Friday, July 21, 2006

Transportation Planning in New Zealand

So my mother asked me specifically, what do you do? So it's been about a month on my job and I think I now have a better idea of what I do. But I should first brief the readers on the planning situation in New Zealand.

Back in 1991, New Zealand enacted the Resource Management Act, which took a lot of old (and outdated) legislation and wrapped it into one to "managing the use, development, and protection of natural and physical resources in a way, or at a rate, which enables people and communities to provide for their social, economic, and cultural wellbeing and for their health and safety..."

There are a whole subset of planners who specialize in this type of NZ planning. Basically, if you do anything that is going to impact anything you have to apply for a resource consent, asking permission to impact something and include an arguement how it's not too much of an impact or that it's allowed because of some other law.

The vagueness of that last statement is a reflection of my own understanding of the law. Now let's try to apply our new found knowledge into building big highways and large scale mixed-use developments. We are in the wild west of planning now!!

The New Zealand national highway network is considered a resource worthy of protecting. This SOUNDS like environmentalism turned upside down but stay with me. So whenever a person wants to develop anything that enables a car to enter the state highway network that may negatively impact it they have to apply for a resource consent. Basically everything, though there's a lot more to it.

So when an application comes into Transit, the resource planners review it. Usually the applications are little to no impact; but when it's huge, say the size of the Pearl district redevelopment or say some huge Mall of Kiwis they pass down the 'file' to the transportation planners. We 'submit' or object to the application give a reason and open up dialog with the applicant to mutually find a solution that limits car trips.

At this point we sometimes hire transportation modelers to determine exactly what the impact is, negotiate with the developers and local township to find a solution that 'protects' the highways. If we can't find a solution we go to Environmental Court. Nothing like showing up Monday morning and going right into a meeting with lawyers.

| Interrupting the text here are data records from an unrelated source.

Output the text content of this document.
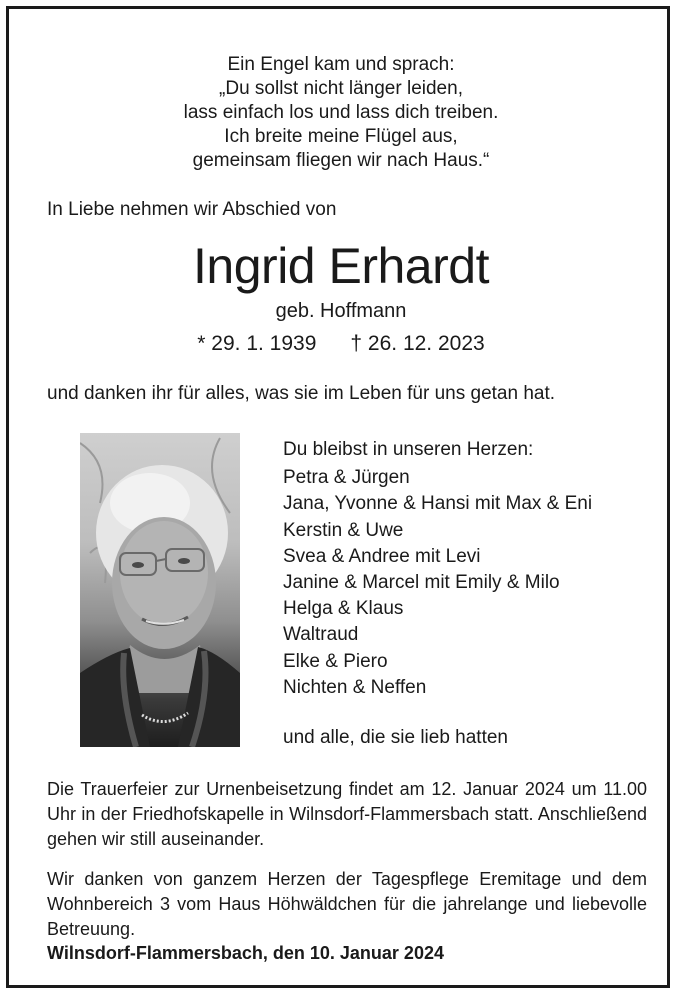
Ein Engel kam und sprach:
„Du sollst nicht länger leiden,
lass einfach los und lass dich treiben.
Ich breite meine Flügel aus,
gemeinsam fliegen wir nach Haus.“
In Liebe nehmen wir Abschied von
Ingrid Erhardt
geb. Hoffmann
* 29. 1. 1939 † 26. 12. 2023
und danken ihr für alles, was sie im Leben für uns getan hat.
Du bleibst in unseren Herzen:
Petra & Jürgen
Jana, Yvonne & Hansi mit Max & Eni
Kerstin & Uwe
Svea & Andree mit Levi
Janine & Marcel mit Emily & Milo
Helga & Klaus
Waltraud
Elke & Piero
Nichten & Neffen
und alle, die sie lieb hatten
Die Trauerfeier zur Urnenbeisetzung findet am 12. Januar 2024 um 11.00 Uhr in der Friedhofskapelle in Wilnsdorf-Flammersbach statt. Anschließend gehen wir still auseinander.
Wir danken von ganzem Herzen der Tagespflege Eremitage und dem Wohnbereich 3 vom Haus Höhwäldchen für die jahrelange und liebevolle Betreuung.
Wilnsdorf-Flammersbach, den 10. Januar 2024
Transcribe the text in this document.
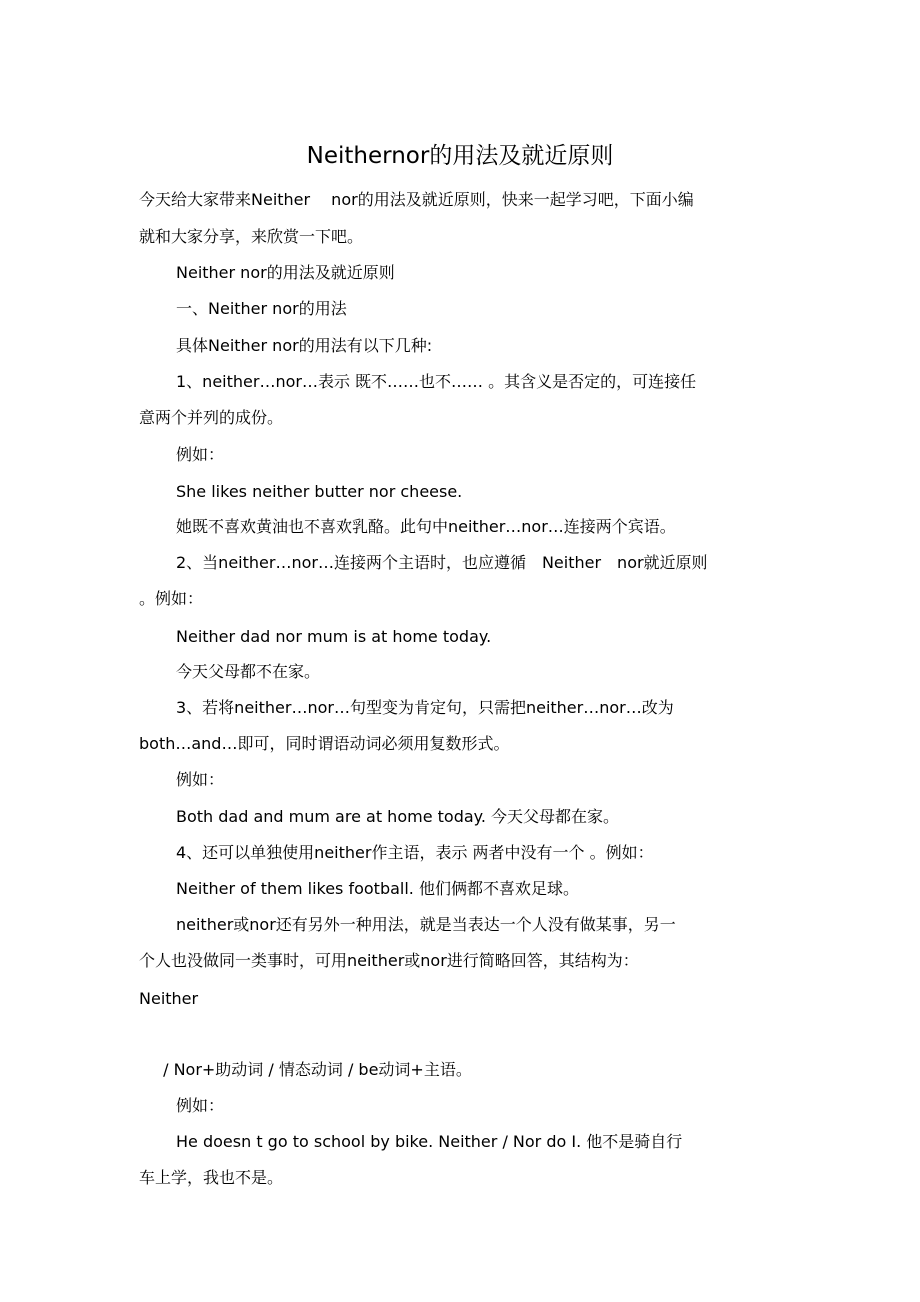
Neithernor的用法及就近原则

今天给大家带来Neither　 nor的用法及就近原则，快来一起学习吧，下面小编

就和大家分享，来欣赏一下吧。

Neither nor的用法及就近原则

一、Neither nor的用法

具体Neither nor的用法有以下几种:

1、neither…nor…表示 既不……也不…… 。其含义是否定的，可连接任

意两个并列的成份。

例如：

She likes neither butter nor cheese.

她既不喜欢黄油也不喜欢乳酪。此句中neither…nor…连接两个宾语。

2、当neither…nor…连接两个主语时，也应遵循　Neither　nor就近原则

。例如：

Neither dad nor mum is at home today.

今天父母都不在家。

3、若将neither…nor…句型变为肯定句，只需把neither…nor…改为

both…and…即可，同时谓语动词必须用复数形式。

例如：

Both dad and mum are at home today. 今天父母都在家。

4、还可以单独使用neither作主语，表示 两者中没有一个 。例如：

Neither of them likes football. 他们俩都不喜欢足球。

neither或nor还有另外一种用法，就是当表达一个人没有做某事，另一

个人也没做同一类事时，可用neither或nor进行简略回答，其结构为：

Neither

/ Nor+助动词 / 情态动词 / be动词+主语。

例如：

He doesn t go to school by bike. Neither / Nor do I. 他不是骑自行

车上学，我也不是。
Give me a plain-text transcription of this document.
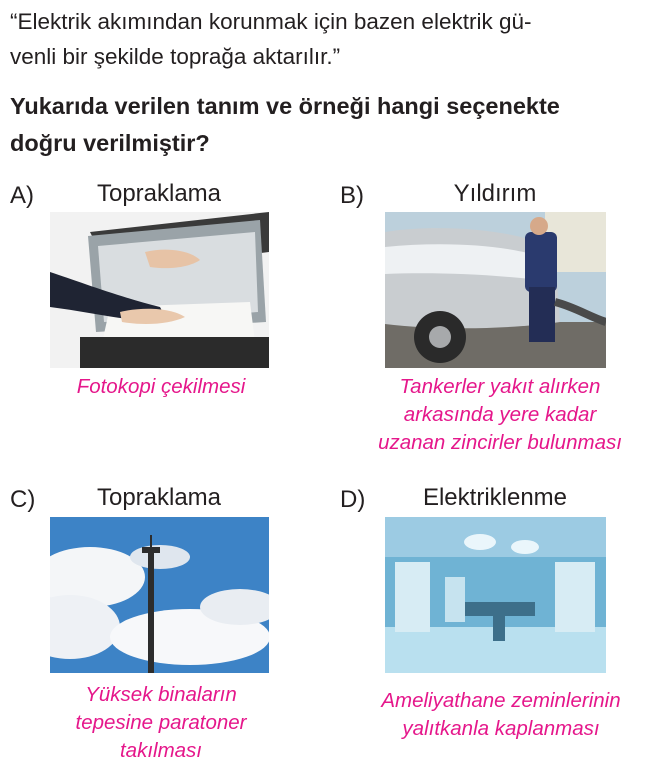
“Elektrik akımından korunmak için bazen elektrik gü-
venli bir şekilde toprağa aktarılır.”
Yukarıda verilen tanım ve örneği hangi seçenekte
doğru verilmiştir?
A)	Topraklama
Fotokopi çekilmesi
B)	Yıldırım
Tankerler yakıt alırken
arkasında yere kadar
uzanan zincirler bulunması
C)	Topraklama
Yüksek binaların
tepesine paratoner
takılması
D)	Elektriklenme
Ameliyathane zeminlerinin
yalıtkanla kaplanması
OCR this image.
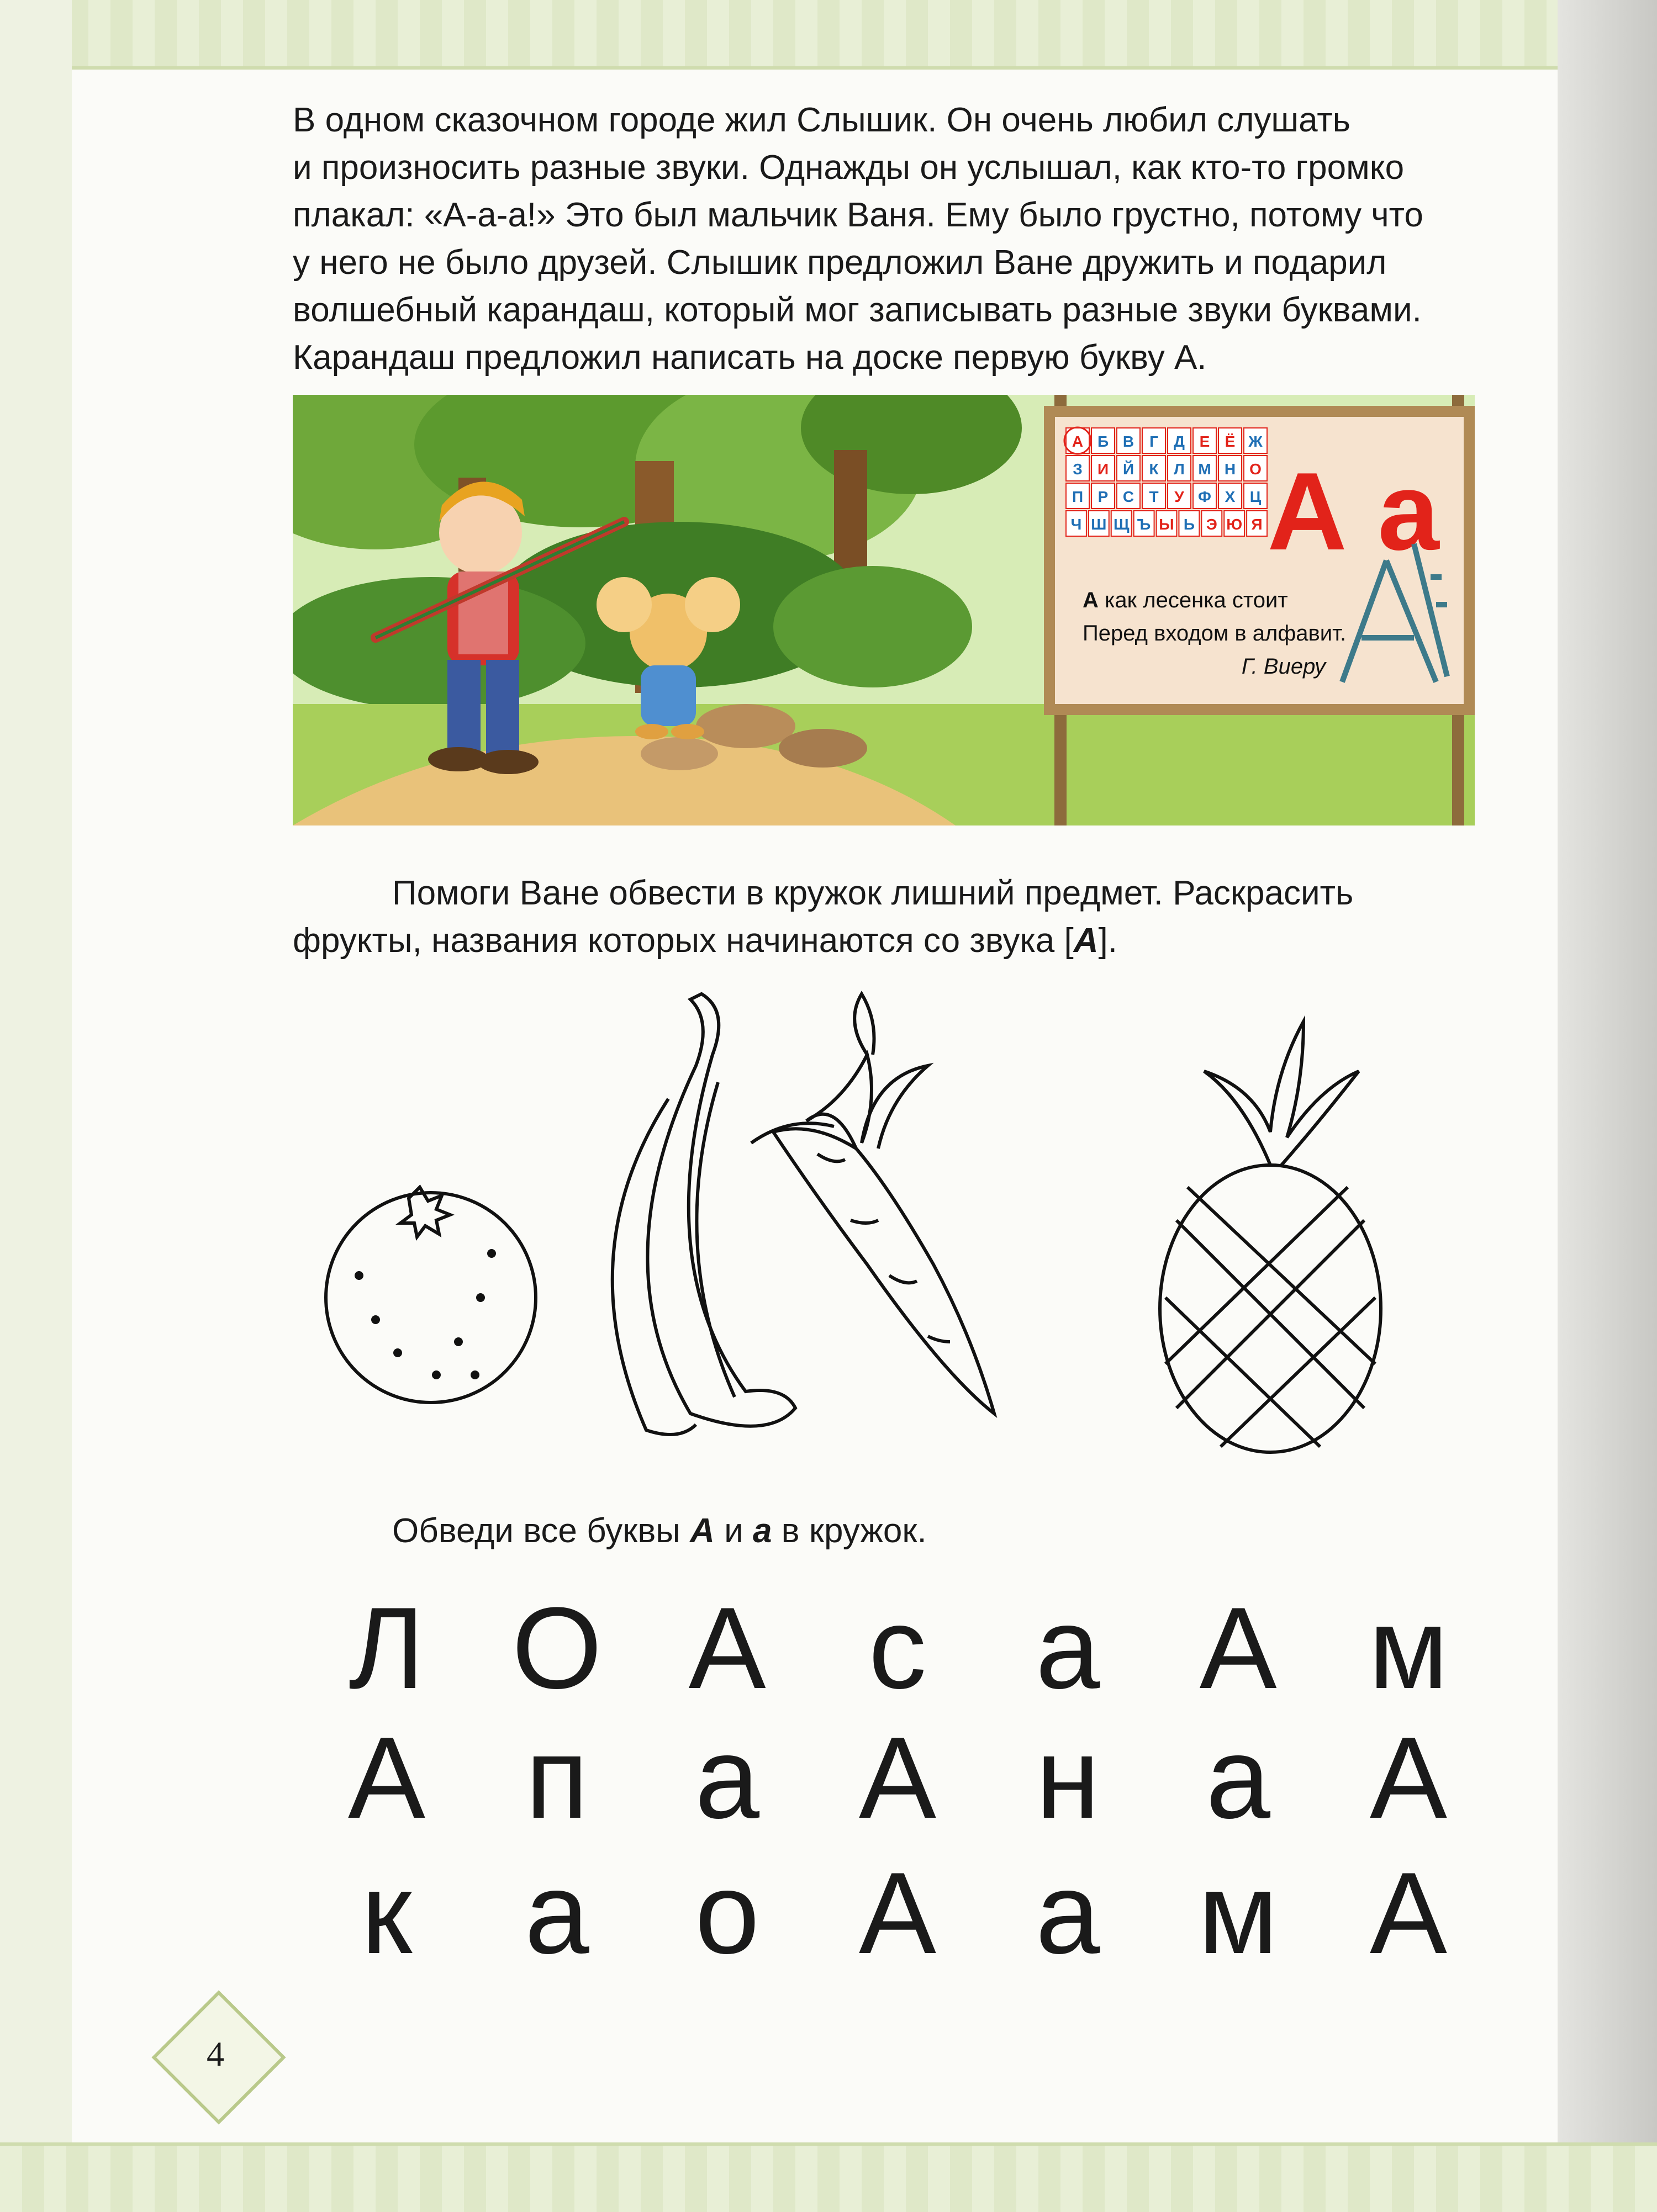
В одном сказочном городе жил Слышик. Он очень любил слушать

и произносить разные звуки. Однажды он услышал, как кто-то громко

плакал: «А-а-а!» Это был мальчик Ваня. Ему было грустно, потому что

у него не было друзей. Слышик предложил Ване дружить и подарил

волшебный карандаш, который мог записывать разные звуки буквами.

Карандаш предложил написать на доске первую букву А.

А Б В Г Д Е Ё Ж
З И Й К Л М Н О
П Р С Т У Ф Х Ц
Ч Ш Щ Ъ Ы Ь Э Ю Я А а
А как лесенка стоит
Перед входом в алфавит.
Г. Виеру
Помоги Ване обвести в кружок лишний предмет. Раскрасить
фрукты, названия которых начинаются со звука [А].
Обведи все буквы А и а в кружок.
Л О А с а А м
А п а А н а А
к а о А а м А
4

Usually the projects that we have are highly contentious and very political. Our team building events are; if your project makes the first two pages of the national paper, you have to take the team out for morning tea. There's been a couple of billion dollars pumped into transportation, specifically in the Auckland region and we are setting the stage for what happens nationally. Mind you New Zealand isn't that big, which makes it even easier to set precedents.

Right now the Auckland region is going through a sort of regional awakening. They now have the Auckland Regional Council which is similiar to Portland's Metro. This organization is only 2 years old and is still just starting to create policies, guidelines and figuring out ways to enforce those. I get to review some of those drafts, representing Transit but hopefully I can make some constructive comments based on what I know works in Portland. I'd say they are about 15 years behind Portland in terms of strong land use policies. Though, Auckland is doing some really great work on Bus thorough fares that I think Portlanders can learn from.

Although representing the nation's roadbuilder isn't ideal, I'm starting to realize that planning is really where the rubber hits the pavement, haha. Consequently, I'm really happy with where I'm at, the projects are cool and my boss is great. It's unbelievable what a difference a good boss makes, and what a disservice my last boss was, by being a micromanager.

Bienvenido to New Zealand's wild west of planning, where the severe shortage of planners enabled me to say adios to GIS! Nary is the word GIS, though our department manager has visions of a database and he keeps looking at me, which is when I get up to uhmm... use the loo.. or something very important.


Karla Spence said...

Roberta, thank you for that very informative and interesting description of your job. I know that being your mom may make this comment seem a little biased, but I'm SO proud of you.

Roberta Robles said...

Ah, thanks mom!

Meg said...

Roberta, I'm an American married to a Kiwi and I am thinking of getting a Masters in Planning. My husband and I want to relocate to NZ one day. How was your degree received over there? Did you have to take any supplemental classes when you got there? PS I read your blog, so you do have readers!

Roberta Robles said...

Hi Meg,
Yes your master's degree will be accepted here, though it is not regarded similiarly to a Master's in NZ because you will have no 'working' knowledge of the RMA process here.

There are a lot of planners here with just a bach. in planning, but in the US there aren't a lot of bach. programs in planning so a Master's is the norm in the US.

If possible get AICP certified and it will help, though your trump card will be marrying a kiwi and easy access to a work permit.

There's such a shortage of planners, you probably would get a job if you just had some work experience in the US... Depends on how ambitious you are.

Thanks for reading the blog and would be happy to clarify or answer additional questions.